By Saziah Bashir*
Opinion - Nobody is racist anymore.
Apparently we live in a post-racial world. I don't know when it happened, I clearly missed the memo.
Was this sometime between the slew of Māori children being taken by Oranga Tamariki and the latest Aboriginal death in custody in Australia? Or sometime between Trump's Muslim ban and George Floyd's death at the hands (knees?) of police?
Did the Mediterranean suddenly become buoyant enough to safeguard passage for the refugees that would otherwise be drowning in it trying to get to safer lands? That's an unexpected side effect of climate change!
Someone also forgot to inform the right wing extremist group burning crosses while wearing hoods last weekend in the bush in Victoria. Awkward!
Whenever it was, it seems everyone else woke up one day with social colourblindess and selective amnesia about history.
Or so the likes of John Banks would have you believe.
For context, Banks, during a recent stint on the radio, felt it completely appropriate to let a caller make obscene, patently racist comments about Māori and Māori culture unchecked and uncontradicted. And then he concurred.
But when his behaviour was called out, as it should be, he claimed not to be a racist. It seems nobody is racist anymore. Saying, doing or supporting racism no longer seems to qualify one as racist.
Even if one's comments or actions demonstrate at worst a deeply embedded hatred for a particular group (who are inevitably not white) or at best an inexcusable ignorance of reality in this day and age of easy access to information, one cannot be condemned as racist.
Indeed, sometimes it feels as if calling someone racist is a greater offence than racism itself.
Like you've needlessly caused a fuss by drawing attention to it.
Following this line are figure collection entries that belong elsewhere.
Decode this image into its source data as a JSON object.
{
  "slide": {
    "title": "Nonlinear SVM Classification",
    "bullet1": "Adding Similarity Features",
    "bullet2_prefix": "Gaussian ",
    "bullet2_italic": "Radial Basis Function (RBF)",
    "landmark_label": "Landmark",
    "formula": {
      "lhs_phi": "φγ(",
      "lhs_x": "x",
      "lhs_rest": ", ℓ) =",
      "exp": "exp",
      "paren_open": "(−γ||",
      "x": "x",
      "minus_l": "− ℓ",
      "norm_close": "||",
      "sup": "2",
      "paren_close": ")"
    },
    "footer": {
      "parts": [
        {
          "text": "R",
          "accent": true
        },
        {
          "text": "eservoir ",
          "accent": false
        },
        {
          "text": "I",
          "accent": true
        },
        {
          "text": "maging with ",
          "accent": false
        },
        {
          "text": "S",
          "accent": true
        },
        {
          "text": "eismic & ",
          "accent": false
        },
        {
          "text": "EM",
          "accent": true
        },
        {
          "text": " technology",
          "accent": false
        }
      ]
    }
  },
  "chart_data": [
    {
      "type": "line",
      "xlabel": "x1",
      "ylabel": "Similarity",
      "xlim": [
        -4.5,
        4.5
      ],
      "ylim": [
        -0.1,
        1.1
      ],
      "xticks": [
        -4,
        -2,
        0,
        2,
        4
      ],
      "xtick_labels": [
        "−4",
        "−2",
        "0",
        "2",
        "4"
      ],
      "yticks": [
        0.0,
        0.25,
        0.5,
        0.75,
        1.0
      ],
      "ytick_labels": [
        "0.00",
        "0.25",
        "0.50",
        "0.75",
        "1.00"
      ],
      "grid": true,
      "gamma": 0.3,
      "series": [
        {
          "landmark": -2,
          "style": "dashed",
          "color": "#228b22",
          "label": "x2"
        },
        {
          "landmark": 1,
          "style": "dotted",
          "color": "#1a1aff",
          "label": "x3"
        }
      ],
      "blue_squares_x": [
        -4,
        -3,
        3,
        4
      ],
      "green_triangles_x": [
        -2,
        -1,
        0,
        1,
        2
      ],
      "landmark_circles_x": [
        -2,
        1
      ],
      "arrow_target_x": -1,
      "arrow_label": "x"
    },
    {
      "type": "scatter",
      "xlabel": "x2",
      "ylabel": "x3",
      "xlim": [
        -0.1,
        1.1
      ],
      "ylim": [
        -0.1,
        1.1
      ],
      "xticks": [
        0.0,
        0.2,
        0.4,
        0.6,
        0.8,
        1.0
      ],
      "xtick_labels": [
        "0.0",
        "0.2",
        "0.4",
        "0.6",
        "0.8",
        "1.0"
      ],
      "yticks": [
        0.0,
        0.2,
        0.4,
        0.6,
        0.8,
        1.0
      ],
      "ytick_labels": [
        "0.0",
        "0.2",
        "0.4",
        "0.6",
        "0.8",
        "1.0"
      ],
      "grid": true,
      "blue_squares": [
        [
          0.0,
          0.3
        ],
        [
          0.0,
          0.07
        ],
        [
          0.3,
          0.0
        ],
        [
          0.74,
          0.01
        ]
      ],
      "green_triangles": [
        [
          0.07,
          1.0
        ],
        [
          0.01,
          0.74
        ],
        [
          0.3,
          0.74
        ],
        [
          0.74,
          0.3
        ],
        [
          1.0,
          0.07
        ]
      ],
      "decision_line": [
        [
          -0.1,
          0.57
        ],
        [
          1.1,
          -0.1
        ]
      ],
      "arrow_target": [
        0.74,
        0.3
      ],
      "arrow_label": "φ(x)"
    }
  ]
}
I am reminded of MLK's speech about his disappointment in white moderates, about one who "prefers a negative peace which is the absence of tension to a positive peace which is the presence of justice".
It is this burden of the expectation on us to maintain a negative peace in order to avoid causing discomfort to moderate white people that emboldens someone like Banks to claim not to be racist even when he so clearly is.
As if racist words carry the same weight as "good morning" and "looks like it might rain" and don't serve to reinforce a cultural preservation of systemic inequality and injustice. Which in turn hurt real people and communities, for generations, in incredibly pervasive ways: from how they access healthcare, education and employment, right down to how they move through this world and experience simply being.
I do not expect any better from Banks and his ilk. And while it is heartening he was booted off the show, I wonder why on earth this exercise is still necessary.
How many times a year do we endure this almost formulaic "faux pas" by an old white man in the media, followed by a half-assed apology and a tedious parade of excuses. Why do we keep giving these people a platform?
Firstly, they don't need the money. They made their money when houses cost $5 and university was free. Give someone else the job. God knows my generation need every opportunity we can get if we ever hope to own a home in New Zealand instead of a fort made of avocado pits glued together by our congealed tears over shattered dreams and climate apocalypse related anxiety.
Secondly, who still wants to hear what they have to say? Is it still, in 2020, relevant? Is it interesting? Is it fresh? Is it adding any value to our national discourse? Or is it the same old garbage reheated to satiate the small handful of people left who "are not racist but…"
To be clear, we are all racist. We all grew up in a world with social constructs that permeate every part of our consciousness, about race, gender, sexuality and so on.
The thing that sets humanity apart from all other animals is our ability to subscribe to shared fictions: religion, identity, economics, nationhood.
Within these intersubjective realities we have constructed, we enjoy different levels of privilege depending on where we are situated in the relevant hierarchies.
So while I'm a Muslim woman of colour and am often faced with Islamophobia and racism and misogyny in my life, I still have to tackle within myself and my community anti-blackness, homophobia, ableism etc.
Arguably, under late capitalism, class is the most distinguishing source of privilege. And whether I am home in New Zealand with my family or working in Australia, I am on stolen land of settler colonies, and I must be cognizant of what that means and what role I play in perpetuating the ongoing impacts of that reality.
In my striving to be a decent human being (and believe me, it's a lifetime's work that cannot and must not end), I am not absolved of this struggle.
So why is Banks? Why is there no obligation for him and his friends to do better, to be better. It's tiring, and boring. And it's time we all move on.
Stop giving him a microphone when all you will get is the intellectual equivalent of shrill feedback.
* Saziah Bashir is a freelance journalist commenting on issues of social justice, race and gender. She completed an LLB, BCom and LLM from the University of Auckland.